Additionally, when Sha’ul travels to Nayot (Shmuel Aleph Perek 19), he is able to receive Ruach Elokim. However, in Perek 28, after Shmuel’s death, Sha’ul attempts to speak to Hashem, but He does not respond. This could be because once Shmuel has passed away, Sha’ul is no longer as close to Hashem, and Sha’ul therefore cannot speak with Hashem. This idea also solves the issue of the Navi repeating that Shmuel died (Shmuel Alef 28:3) after it had already been stated (25:1). The death might be repeated to emphasize that the reason for Hashem not answering Sha’ul is linked to Shmuel’s death – once Shmuel is gone, the bond between Hashem and Sha’ul is no longer.

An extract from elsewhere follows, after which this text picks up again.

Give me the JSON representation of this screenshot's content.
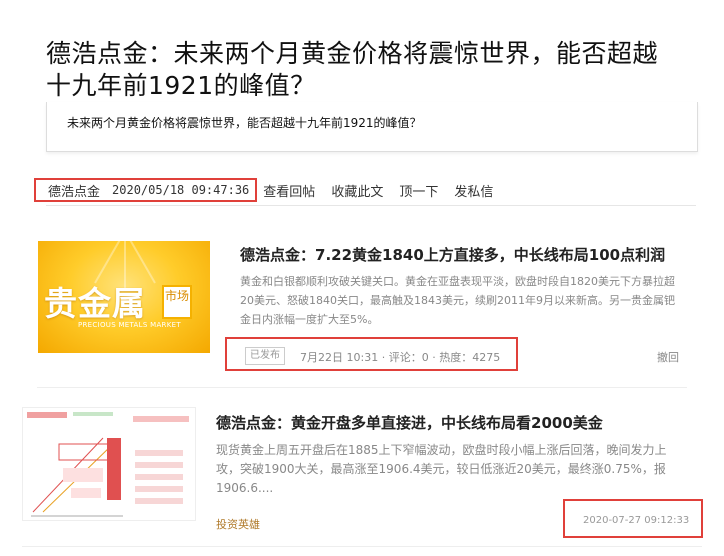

This idea also seems to be supported by the Pesukim, with regards to Sha’ul’s reaction to Hashem not answering him. Sha’ul goes to the “Eishat Ba’alat Ov,” a woman practices sorcery (28:8). Sha’ul goes to this idolatrous woman because Hashem is not answering him; he wants to bring Shmuel back to life so that Hashem will answer him once again and be with him against the Plishtim; however, only when Shmuel was alive was Hashem with Sha’ul.

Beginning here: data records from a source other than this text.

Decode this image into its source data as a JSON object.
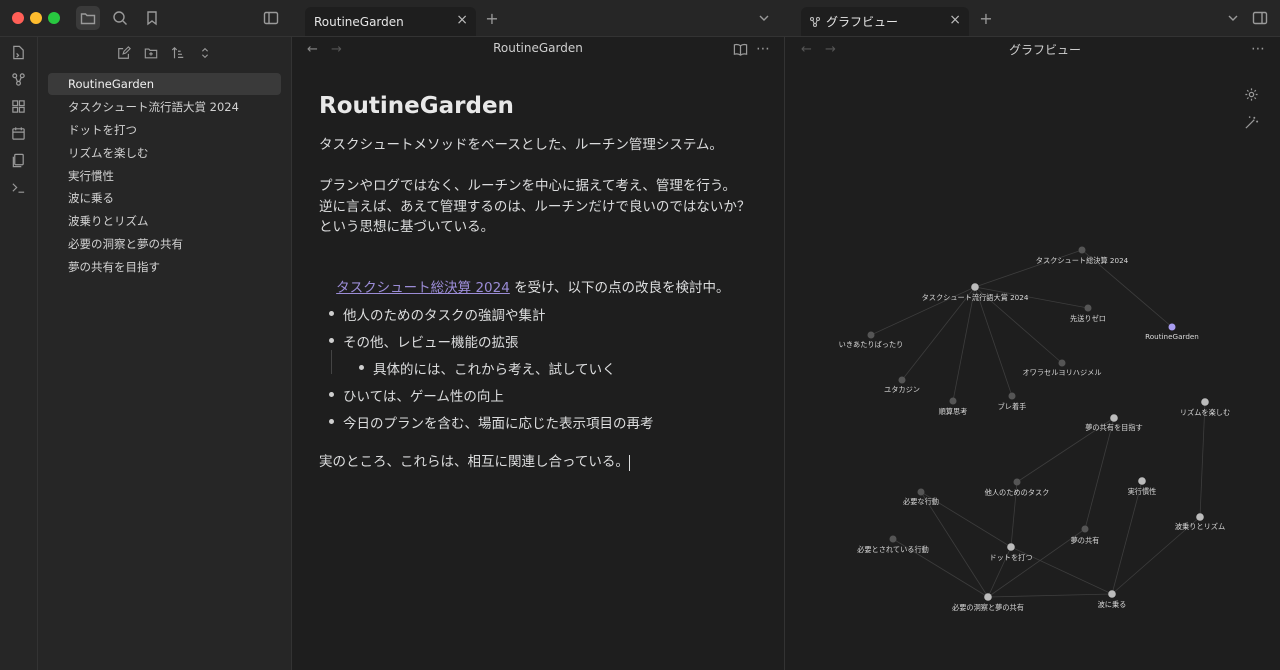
{
  "tabs": {
    "note_tab": "RoutineGarden",
    "graph_tab": "グラフビュー",
    "new_tab": "+",
    "close": "×"
  },
  "sidebar": {
    "files": [
      "RoutineGarden",
      "タスクシュート流行語大賞 2024",
      "ドットを打つ",
      "リズムを楽しむ",
      "実行慣性",
      "波に乗る",
      "波乗りとリズム",
      "必要の洞察と夢の共有",
      "夢の共有を目指す"
    ]
  },
  "editor": {
    "header_title": "RoutineGarden",
    "title": "RoutineGarden",
    "p1": "タスクシュートメソッドをベースとした、ルーチン管理システム。",
    "p2": "プランやログではなく、ルーチンを中心に据えて考え、管理を行う。\n逆に言えば、あえて管理するのは、ルーチンだけで良いのではないか？\nという思想に基づいている。",
    "link_text": "タスクシュート総決算 2024",
    "link_after": " を受け、以下の点の改良を検討中。",
    "bullets": [
      "他人のためのタスクの強調や集計",
      "その他、レビュー機能の拡張",
      "具体的には、これから考え、試していく",
      "ひいては、ゲーム性の向上",
      "今日のプランを含む、場面に応じた表示項目の再考"
    ],
    "p_last": "実のところ、これらは、相互に関連し合っている。"
  },
  "graph": {
    "header_title": "グラフビュー",
    "nodes": {
      "n1": "タスクシュート総決算 2024",
      "n2": "タスクシュート流行語大賞 2024",
      "n3": "先送りゼロ",
      "n4": "RoutineGarden",
      "n5": "いきあたりばったり",
      "n6": "オワラセルヨリハジメル",
      "n7": "ユタカジン",
      "n8": "順算思考",
      "n9": "ブレ着手",
      "n10": "リズムを楽しむ",
      "n11": "夢の共有を目指す",
      "n12": "他人のためのタスク",
      "n13": "実行慣性",
      "n14": "必要な行動",
      "n15": "波乗りとリズム",
      "n16": "夢の共有",
      "n17": "必要とされている行動",
      "n18": "ドットを打つ",
      "n19": "波に乗る",
      "n20": "必要の洞察と夢の共有"
    },
    "accent_node_color": "#a89cf0"
  }
}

This story has a two-fold lesson. The initial is that people should try to find a role model, such as a Rabbi or a parent, to advise them on decisions and help them with their religious life and devotion to Torah and Hashem. The second lesson is related to Aveilim, mourners. When Shmuel passes away, Sha’ul tries to bring Shmuel, his role model, back from the dead. Rav Joseph B. Soloveitchik, once explained the following phrase that consolers recite to mourners: “HaMakom Yenacheim Etchem Betoch Sha’ar Aveilei Tzion ViYerushalayim,” “The Place (Hashem) will comfort you among the mourners of Zion and Jerusalem,” in the following fashion: The relationship between a parent and child is framed by the recognition of the parent’s Makom, place, as demonstrated in the Gemara (Kiddushin 31b) in defining the Mitzvah of Yir’ah, fear. The Gemara states a person may not sit in his father’s seat, stand in his place at the pub, or sit in his place in shul. This means to say, even if a person has a great relationship with his father or mother, his parents are not his friends, and he still must have awe and reverence towards them. When a parent passes away, the challenge of a child is to enter his parent’s Makom and take what that parent stood for and make it part and parcel of his behavior; if a child enters the Makom of his parent, part of the parent will live on through him. We say to the Aveil, “HaMakom Yenacheim Etchem Betoch Sha’ar Aveilei Tzion ViYerushalayim;” that is to say, the Makom of the diseased will be the greatest consolation to the Aveil.
Often, the Gemara compares a Rabbi to a parent. When Shmuel dies, Sha’ul should have tried to step into Shmuel’s place and embody the Middot that Shmuel represented. However, his mistake is that instead of trying to continue Shmuel’s legacy by embodying his Middot, Sha’ul instead tries to physically bring Shmuel back to life. He does not see Shmuel’s passing as an opportunity to do Teshuvah and to continue to be one who follows Hashem wholeheartedly – this tragedy leads to his ultimate downfall and loss of the dynasty at the conclusion of Perek 28 of Shmuel Aleph.
May we all learn from the The Rav’s exaplantion and the mistake of Sha’ul, and bestow from one generation to the next the plethora of generosity and kindness for which the Jewish people are famous.